Wednesday, 10 January 2018: 10:30 AM
Ballroom E (ACC) (Austin, Texas)
According to Mileti and Sorensen (1990), a warning’s ability to encourage an individual to perform a given protective action is best evaluated among the following dimensions: warning source; warning channel; the consistency, credibility, accuracy, and understandability of the message; and the warning frequency. While most of those factors have been thoroughly investigated in the context of the weather enterprise, the consistency of weather messages has become a growing concern due to the mass availability of weather information via internet and mobile-based devices. Even though several professional panels of meteorologists have attempted to tackle this intricate concept, the idea of consistency within the weather community remains a formidable hurdle and each discussion only adds more complexity to this issue. Before determining whether the current state of weather messaging is “inconsistent,” we must first define “consistency,” or more importantly, “inconsistency” in the way we portray weather information. For example, “consistency” concerns in our community range from visual discrepancies in severe weather graphics to conflicting weather warning issuance criteria across WFOs and viewing area geographies.
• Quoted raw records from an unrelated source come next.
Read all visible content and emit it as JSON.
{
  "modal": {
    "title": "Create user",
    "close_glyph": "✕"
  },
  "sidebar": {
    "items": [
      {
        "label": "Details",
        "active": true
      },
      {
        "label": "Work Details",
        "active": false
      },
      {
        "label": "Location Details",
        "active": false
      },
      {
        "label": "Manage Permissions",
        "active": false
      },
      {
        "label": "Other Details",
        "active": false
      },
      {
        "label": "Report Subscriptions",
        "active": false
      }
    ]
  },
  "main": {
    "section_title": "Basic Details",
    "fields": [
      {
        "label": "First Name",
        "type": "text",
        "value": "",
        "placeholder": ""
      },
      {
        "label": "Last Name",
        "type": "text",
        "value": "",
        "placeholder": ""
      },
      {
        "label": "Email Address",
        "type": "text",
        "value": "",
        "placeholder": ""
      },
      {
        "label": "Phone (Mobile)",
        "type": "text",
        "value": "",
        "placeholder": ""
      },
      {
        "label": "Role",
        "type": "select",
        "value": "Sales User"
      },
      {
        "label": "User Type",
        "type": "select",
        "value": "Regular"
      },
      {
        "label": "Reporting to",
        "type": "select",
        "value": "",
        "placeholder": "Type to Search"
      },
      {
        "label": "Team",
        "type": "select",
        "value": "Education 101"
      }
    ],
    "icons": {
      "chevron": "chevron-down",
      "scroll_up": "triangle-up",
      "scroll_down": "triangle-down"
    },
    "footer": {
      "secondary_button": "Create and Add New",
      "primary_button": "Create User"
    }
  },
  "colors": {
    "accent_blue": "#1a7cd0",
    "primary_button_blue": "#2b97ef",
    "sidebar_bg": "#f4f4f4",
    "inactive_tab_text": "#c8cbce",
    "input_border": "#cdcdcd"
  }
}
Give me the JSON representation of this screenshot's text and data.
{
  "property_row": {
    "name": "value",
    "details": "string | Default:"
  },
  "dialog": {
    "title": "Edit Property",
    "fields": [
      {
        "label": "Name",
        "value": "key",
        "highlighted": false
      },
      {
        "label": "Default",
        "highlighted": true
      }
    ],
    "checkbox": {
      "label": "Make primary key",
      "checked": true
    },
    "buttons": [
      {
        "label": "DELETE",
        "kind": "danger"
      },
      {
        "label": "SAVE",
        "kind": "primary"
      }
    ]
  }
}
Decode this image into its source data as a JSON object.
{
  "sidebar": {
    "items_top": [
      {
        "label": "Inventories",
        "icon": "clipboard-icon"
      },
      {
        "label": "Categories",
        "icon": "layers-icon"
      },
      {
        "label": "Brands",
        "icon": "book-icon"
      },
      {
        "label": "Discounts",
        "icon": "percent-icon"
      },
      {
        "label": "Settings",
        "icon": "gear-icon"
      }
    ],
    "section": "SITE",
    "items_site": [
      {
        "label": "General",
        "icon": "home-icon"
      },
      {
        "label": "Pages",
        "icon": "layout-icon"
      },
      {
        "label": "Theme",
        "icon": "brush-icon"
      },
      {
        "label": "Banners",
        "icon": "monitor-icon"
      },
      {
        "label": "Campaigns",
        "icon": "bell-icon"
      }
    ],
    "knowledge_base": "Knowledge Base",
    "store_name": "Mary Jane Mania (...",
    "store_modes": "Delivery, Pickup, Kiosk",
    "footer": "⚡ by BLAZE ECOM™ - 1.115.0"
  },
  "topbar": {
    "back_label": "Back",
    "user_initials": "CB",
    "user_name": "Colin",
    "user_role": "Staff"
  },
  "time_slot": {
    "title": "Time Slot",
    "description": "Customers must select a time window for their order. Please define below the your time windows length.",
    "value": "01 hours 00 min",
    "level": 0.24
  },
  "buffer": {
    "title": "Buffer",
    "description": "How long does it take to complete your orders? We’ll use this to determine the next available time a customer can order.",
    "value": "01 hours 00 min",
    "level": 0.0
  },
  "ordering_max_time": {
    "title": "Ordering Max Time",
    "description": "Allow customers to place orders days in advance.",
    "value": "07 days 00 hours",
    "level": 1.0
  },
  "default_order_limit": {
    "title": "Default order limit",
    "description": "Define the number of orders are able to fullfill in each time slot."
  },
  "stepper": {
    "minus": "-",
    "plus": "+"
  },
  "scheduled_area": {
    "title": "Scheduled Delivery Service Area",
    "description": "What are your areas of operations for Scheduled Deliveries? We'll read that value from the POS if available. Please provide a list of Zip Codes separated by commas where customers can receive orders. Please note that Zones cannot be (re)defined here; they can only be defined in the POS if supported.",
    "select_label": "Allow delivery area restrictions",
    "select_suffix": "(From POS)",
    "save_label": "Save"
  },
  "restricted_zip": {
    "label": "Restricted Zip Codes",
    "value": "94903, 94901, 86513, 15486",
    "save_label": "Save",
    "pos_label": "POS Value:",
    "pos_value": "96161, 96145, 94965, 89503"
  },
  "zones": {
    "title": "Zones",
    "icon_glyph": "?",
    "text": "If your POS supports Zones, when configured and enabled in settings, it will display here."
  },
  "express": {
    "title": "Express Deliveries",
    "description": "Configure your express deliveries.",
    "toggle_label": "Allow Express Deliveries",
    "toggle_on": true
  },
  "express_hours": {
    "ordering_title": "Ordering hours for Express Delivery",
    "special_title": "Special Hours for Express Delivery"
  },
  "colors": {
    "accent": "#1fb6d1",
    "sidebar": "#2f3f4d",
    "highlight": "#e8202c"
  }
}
Therefore, this presentation will explore the concept of “consistency” through several different disciplines (warning and visual communication, advertising, website design, epistemology, among others) in hopes of identifying key conceptual definitions that can assist in defining, operationalizing and measuring “consistency” in the weather enterprise.
Additionally, this presentation will provide an overview of the discussion from the consistency panel session held at the National Weather Association meeting in September and present preliminary results from the Matthew J. Parker Communication Workshop on Message Consistency held prior to the start of the conference. It is our hope that these collaborative, interactive activities, combined with an arsenal of multidisciplinary literature, will assist in defining consistency from a meteorological perspective and stimulate further research to determine the role of consistency in weather-related decision making among members of the general public.